I have a book on curing writer's block (which is sort of a funny thing when you think about it -the idea of writing a book about how to be able to write when you can't. I don't know. I'm amused), but it's largely geared toward fiction writing, which I do...but which doesn't offer much help in writing reviews. I don't need to create believable characters with human depths and flaws in them to write a review, I just need to write about the characters other people have already created. Normally that's not a problem. The problem is that I'm not reading as much, as fast or with as much pleasure.

And for that I blame the library. I have 4 new books coming in the mail from Amazon; hopefully they'll be here within the next week. That will give me some motivation to read/write again, so there's definitely a light at the end of this particular tunnel. For the time being, I'm just going to keep plugging through the same stale offerings at my public library and attempting to find some sparks there.

Wednesday, July 22, 2009

Part 2


It's up! WOO party party. Everybody DANCE. Just kidding, you only need to go and check out the review. It'll make more sense if you refer to part 1 and then go to part 2 (especially if you haven't yet read part 1).

In other book news, I went to the library yesterday and, as expected, they had 1 of the 10 books I went in specifically looking for. Let that sink in. I went in looking for 10 books (which is a lot, admittedly) -none of them are rare books. None of them are particularly obscure. You know which one they had? Walden Two. My public library does not even possess a copy of Ender's Game. It wasn't checked out (or missing, a la Generation X, thanks to a certain someone I know), they just don't have it. How they get away with not having one of the most influential sci-fi books around, I don't know. They have plenty of copies of awful books that no one will ever read ever in a million years (not even me for the sake of a review.
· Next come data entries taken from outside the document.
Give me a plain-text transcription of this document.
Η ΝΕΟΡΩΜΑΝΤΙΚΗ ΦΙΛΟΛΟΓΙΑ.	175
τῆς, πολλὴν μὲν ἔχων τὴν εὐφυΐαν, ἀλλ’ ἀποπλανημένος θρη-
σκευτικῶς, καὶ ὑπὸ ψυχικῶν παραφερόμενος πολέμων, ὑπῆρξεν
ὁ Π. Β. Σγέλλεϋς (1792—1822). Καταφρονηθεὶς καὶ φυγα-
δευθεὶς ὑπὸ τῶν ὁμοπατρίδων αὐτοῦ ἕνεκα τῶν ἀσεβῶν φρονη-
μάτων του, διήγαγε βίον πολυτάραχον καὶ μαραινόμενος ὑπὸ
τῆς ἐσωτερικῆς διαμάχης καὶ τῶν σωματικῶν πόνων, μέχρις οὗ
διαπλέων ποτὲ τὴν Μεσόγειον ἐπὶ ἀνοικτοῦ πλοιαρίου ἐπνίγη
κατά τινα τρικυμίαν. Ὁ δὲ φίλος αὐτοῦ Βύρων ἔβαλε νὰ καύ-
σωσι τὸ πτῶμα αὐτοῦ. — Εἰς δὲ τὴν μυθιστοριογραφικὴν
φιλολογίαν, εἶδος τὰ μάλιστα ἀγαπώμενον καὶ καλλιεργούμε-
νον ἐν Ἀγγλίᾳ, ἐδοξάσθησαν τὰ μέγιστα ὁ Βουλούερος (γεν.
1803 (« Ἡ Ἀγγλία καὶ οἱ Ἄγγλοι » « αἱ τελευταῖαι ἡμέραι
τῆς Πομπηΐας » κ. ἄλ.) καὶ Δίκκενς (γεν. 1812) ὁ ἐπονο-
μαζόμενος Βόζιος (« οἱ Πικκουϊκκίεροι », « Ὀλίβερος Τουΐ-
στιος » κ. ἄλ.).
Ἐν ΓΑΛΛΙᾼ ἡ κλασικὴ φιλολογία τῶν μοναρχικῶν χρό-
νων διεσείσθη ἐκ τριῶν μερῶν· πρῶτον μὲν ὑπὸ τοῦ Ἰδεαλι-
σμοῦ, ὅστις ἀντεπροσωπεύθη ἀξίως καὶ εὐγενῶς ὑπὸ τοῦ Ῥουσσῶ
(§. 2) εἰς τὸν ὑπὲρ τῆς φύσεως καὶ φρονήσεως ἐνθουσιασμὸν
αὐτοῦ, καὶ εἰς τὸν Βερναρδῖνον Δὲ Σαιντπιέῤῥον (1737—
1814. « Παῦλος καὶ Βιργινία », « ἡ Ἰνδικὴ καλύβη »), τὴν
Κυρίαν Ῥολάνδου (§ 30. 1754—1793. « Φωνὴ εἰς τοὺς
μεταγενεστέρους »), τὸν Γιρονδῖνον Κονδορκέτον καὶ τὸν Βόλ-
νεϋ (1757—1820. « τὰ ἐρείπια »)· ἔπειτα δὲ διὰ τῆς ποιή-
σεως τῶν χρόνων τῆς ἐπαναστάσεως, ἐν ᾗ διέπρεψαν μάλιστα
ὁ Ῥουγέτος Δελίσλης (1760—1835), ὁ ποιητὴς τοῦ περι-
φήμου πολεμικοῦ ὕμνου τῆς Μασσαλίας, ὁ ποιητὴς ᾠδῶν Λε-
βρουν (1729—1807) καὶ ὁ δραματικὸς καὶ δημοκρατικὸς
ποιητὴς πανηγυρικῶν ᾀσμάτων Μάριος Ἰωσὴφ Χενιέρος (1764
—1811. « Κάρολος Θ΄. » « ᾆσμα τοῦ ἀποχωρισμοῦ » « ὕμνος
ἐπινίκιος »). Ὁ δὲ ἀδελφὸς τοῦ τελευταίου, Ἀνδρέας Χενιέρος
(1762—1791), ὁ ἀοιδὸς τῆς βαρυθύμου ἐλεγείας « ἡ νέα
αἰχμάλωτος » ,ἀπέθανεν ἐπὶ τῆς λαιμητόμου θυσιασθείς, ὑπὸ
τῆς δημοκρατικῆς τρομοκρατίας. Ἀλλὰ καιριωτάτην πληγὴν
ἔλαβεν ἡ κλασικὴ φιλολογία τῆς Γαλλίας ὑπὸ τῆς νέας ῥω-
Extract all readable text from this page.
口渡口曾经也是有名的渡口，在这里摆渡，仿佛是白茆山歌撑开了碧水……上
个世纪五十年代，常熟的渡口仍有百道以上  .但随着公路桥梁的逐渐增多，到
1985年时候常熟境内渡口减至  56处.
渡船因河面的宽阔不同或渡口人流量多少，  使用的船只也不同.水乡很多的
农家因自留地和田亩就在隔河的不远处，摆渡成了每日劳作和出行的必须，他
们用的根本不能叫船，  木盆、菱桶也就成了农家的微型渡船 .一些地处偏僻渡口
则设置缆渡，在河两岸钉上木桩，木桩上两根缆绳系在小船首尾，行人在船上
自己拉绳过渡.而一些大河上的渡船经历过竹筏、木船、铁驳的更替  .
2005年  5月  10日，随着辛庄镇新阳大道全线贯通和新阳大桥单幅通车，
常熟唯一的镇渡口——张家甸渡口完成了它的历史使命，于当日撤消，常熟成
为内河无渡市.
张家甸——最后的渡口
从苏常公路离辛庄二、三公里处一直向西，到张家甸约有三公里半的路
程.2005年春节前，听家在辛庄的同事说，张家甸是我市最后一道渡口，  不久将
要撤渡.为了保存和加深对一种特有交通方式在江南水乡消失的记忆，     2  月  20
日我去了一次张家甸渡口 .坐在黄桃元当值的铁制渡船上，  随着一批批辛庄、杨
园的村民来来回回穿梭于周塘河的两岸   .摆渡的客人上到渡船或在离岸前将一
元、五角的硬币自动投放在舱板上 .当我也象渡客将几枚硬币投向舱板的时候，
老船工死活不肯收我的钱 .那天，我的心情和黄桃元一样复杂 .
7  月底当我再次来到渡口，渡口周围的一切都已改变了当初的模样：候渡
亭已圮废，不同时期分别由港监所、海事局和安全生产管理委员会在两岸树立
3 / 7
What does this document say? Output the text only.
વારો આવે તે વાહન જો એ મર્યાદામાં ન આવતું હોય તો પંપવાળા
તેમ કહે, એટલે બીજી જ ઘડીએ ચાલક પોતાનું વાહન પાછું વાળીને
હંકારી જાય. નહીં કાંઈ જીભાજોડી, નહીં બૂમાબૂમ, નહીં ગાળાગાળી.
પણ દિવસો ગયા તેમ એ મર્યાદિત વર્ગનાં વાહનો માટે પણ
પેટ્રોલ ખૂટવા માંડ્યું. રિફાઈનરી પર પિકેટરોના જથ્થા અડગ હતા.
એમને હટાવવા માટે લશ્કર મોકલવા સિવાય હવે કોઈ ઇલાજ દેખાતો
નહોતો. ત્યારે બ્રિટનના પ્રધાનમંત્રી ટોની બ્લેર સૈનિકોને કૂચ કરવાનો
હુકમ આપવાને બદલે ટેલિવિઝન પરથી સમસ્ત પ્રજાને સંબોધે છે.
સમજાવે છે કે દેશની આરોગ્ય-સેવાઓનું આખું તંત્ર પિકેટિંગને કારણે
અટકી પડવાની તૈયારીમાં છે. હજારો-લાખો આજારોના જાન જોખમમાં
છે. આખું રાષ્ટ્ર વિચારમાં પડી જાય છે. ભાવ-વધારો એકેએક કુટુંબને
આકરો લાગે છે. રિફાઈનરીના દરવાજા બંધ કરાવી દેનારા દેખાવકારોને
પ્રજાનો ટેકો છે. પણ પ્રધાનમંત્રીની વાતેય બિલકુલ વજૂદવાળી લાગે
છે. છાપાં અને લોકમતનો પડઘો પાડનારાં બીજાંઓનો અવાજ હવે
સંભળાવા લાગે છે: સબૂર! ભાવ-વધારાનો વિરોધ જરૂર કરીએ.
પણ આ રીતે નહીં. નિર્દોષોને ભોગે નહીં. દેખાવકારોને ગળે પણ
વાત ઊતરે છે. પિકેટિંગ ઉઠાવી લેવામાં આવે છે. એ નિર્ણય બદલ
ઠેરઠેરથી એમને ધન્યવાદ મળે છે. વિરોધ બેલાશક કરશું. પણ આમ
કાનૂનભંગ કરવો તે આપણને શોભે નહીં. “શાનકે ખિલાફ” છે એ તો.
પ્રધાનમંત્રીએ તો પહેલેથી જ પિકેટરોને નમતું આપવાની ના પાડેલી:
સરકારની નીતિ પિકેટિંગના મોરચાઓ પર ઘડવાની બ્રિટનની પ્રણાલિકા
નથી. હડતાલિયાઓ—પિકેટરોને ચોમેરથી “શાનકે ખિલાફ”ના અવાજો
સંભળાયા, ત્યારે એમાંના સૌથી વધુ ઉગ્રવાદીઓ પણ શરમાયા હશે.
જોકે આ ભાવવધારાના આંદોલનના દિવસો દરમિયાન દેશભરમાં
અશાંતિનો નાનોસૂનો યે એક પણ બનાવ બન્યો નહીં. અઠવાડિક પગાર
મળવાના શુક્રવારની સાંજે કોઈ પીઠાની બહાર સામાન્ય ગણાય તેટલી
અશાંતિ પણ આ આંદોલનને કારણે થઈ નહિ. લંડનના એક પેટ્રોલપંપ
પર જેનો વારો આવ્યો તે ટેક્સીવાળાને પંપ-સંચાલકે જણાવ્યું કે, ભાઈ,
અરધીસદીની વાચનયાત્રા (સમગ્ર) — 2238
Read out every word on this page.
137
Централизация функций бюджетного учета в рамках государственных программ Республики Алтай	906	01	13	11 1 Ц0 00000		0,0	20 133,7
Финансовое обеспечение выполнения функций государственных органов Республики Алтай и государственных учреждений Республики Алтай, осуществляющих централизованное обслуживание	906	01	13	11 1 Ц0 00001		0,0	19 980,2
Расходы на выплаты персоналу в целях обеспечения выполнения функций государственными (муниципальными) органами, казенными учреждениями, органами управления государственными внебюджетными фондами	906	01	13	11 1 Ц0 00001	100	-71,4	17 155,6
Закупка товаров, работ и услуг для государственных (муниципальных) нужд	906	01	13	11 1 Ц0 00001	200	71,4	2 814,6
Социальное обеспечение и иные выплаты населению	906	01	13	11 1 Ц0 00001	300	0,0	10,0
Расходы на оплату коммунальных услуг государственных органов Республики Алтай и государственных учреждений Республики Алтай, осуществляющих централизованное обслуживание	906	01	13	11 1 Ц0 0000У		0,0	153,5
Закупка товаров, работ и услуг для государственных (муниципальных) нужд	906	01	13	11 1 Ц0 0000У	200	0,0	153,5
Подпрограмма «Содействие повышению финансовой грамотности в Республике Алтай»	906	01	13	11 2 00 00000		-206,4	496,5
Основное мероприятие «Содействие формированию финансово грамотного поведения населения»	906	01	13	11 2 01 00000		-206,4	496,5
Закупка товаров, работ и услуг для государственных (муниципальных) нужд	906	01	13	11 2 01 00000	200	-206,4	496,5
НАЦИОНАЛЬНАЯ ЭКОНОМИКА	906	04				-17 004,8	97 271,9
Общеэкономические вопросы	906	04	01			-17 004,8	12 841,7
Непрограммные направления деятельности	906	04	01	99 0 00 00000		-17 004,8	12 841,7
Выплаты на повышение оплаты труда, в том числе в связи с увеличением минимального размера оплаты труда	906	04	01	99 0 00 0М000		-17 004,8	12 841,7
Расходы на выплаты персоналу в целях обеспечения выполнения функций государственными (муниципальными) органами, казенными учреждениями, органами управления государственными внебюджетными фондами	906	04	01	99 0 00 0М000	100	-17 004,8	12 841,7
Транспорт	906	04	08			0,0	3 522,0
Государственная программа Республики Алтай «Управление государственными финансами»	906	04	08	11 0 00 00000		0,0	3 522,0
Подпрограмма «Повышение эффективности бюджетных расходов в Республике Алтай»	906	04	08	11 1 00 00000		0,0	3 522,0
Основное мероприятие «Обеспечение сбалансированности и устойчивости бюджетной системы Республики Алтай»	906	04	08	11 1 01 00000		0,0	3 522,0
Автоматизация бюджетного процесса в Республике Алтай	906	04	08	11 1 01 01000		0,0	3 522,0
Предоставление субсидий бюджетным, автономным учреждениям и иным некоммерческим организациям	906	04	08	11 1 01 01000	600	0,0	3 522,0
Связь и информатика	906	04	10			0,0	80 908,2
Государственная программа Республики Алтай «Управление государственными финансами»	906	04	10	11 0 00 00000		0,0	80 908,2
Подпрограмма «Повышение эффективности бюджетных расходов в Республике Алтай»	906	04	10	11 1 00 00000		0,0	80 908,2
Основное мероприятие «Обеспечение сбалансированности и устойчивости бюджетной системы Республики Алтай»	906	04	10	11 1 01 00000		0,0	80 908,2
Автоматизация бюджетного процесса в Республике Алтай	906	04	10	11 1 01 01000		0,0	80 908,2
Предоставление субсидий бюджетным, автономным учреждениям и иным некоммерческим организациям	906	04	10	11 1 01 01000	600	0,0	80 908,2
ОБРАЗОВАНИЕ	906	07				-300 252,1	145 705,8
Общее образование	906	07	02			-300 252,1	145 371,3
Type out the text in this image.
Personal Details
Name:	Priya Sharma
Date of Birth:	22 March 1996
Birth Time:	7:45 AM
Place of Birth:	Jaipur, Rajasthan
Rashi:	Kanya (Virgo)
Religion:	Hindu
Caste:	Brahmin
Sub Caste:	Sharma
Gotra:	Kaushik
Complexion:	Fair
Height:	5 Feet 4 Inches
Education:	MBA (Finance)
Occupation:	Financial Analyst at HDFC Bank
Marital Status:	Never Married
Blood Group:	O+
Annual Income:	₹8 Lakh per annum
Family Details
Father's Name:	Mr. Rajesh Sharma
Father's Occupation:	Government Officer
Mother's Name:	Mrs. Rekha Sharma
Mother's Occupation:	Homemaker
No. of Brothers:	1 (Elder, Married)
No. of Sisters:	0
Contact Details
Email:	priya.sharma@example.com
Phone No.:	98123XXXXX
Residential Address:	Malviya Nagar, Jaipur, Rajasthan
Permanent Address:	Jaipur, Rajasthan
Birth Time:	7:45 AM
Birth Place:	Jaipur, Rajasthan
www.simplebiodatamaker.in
Okay maybe me), but not Ender's Game. They don't have Population Bomb -or On The Road by Jack Kerouac.

I speak sincerely when I ask with great gusto and much shaking of hands, what the fuck?!

I go to my local library a lot. No, really. I'm there about 2x a week on average, and that's 2x checking out new things (or trying to), not taking stuff back. It's not a bad looking library. It's got nice big windows and it's well-lit. The books and shelves are getting a bit worn, but they disguise that by constantly moving sections around so that if you don't go for a couple of months, when you come back nothing makes any sense whatsoever. There will be Christian Fiction where the Anne Rice used to be (Christian Fiction, by the way, is something that confuses me. Is it just overtly preachy? Why can't it just be moral fiction? Where's the Hindu Fiction?), and that's a little bit trippy. Speaking of Anne Rice, I finally, finally, on my umpteenth attempt, managed to snag one of the two copies of Interview With The Vampire that the library has. I've been trying, 2x/week since June 12 to get one.

Yeah.

My library is not good. It's never been good, although I may at some point have been under the impression that it was, since when I was about 12 I used to check out pretty much the same 5 or 6 books every time I went and I would just buy everything else from B. Dalton (another rant for another day. I do have to go to work at some point this morning). This is even before funding got shafted.

I really don't know what can be done about a shit-tastic library. Anyone have ideas? I'm considering trying Paperback Swap, despite it costing me in postage. It'll save on gas and (possibly) time and frustration. Does anyone have experience with it? Good? Bad? Some in between or extreme? Are there other sources you've found besides the library for inexpensive books? My income is small and quickly exhausted, despite me only buying coffee and books and occasionally a necessary item of clothing.

The used bookstores in Findlay aren't really calling to me at this point (although I have reviewed them) since the people I know who frequent them do so to get a new stash of trashy romance novels. While I have nothing personally against trashy romance novels -aside from their being trashy romance novels- I don't particularly want to read them.

So! Today went up the review of TTTM + Frankenstein. Maybe Friday will be something new, if you're lucky. Like The Great Gatsby. We'll see!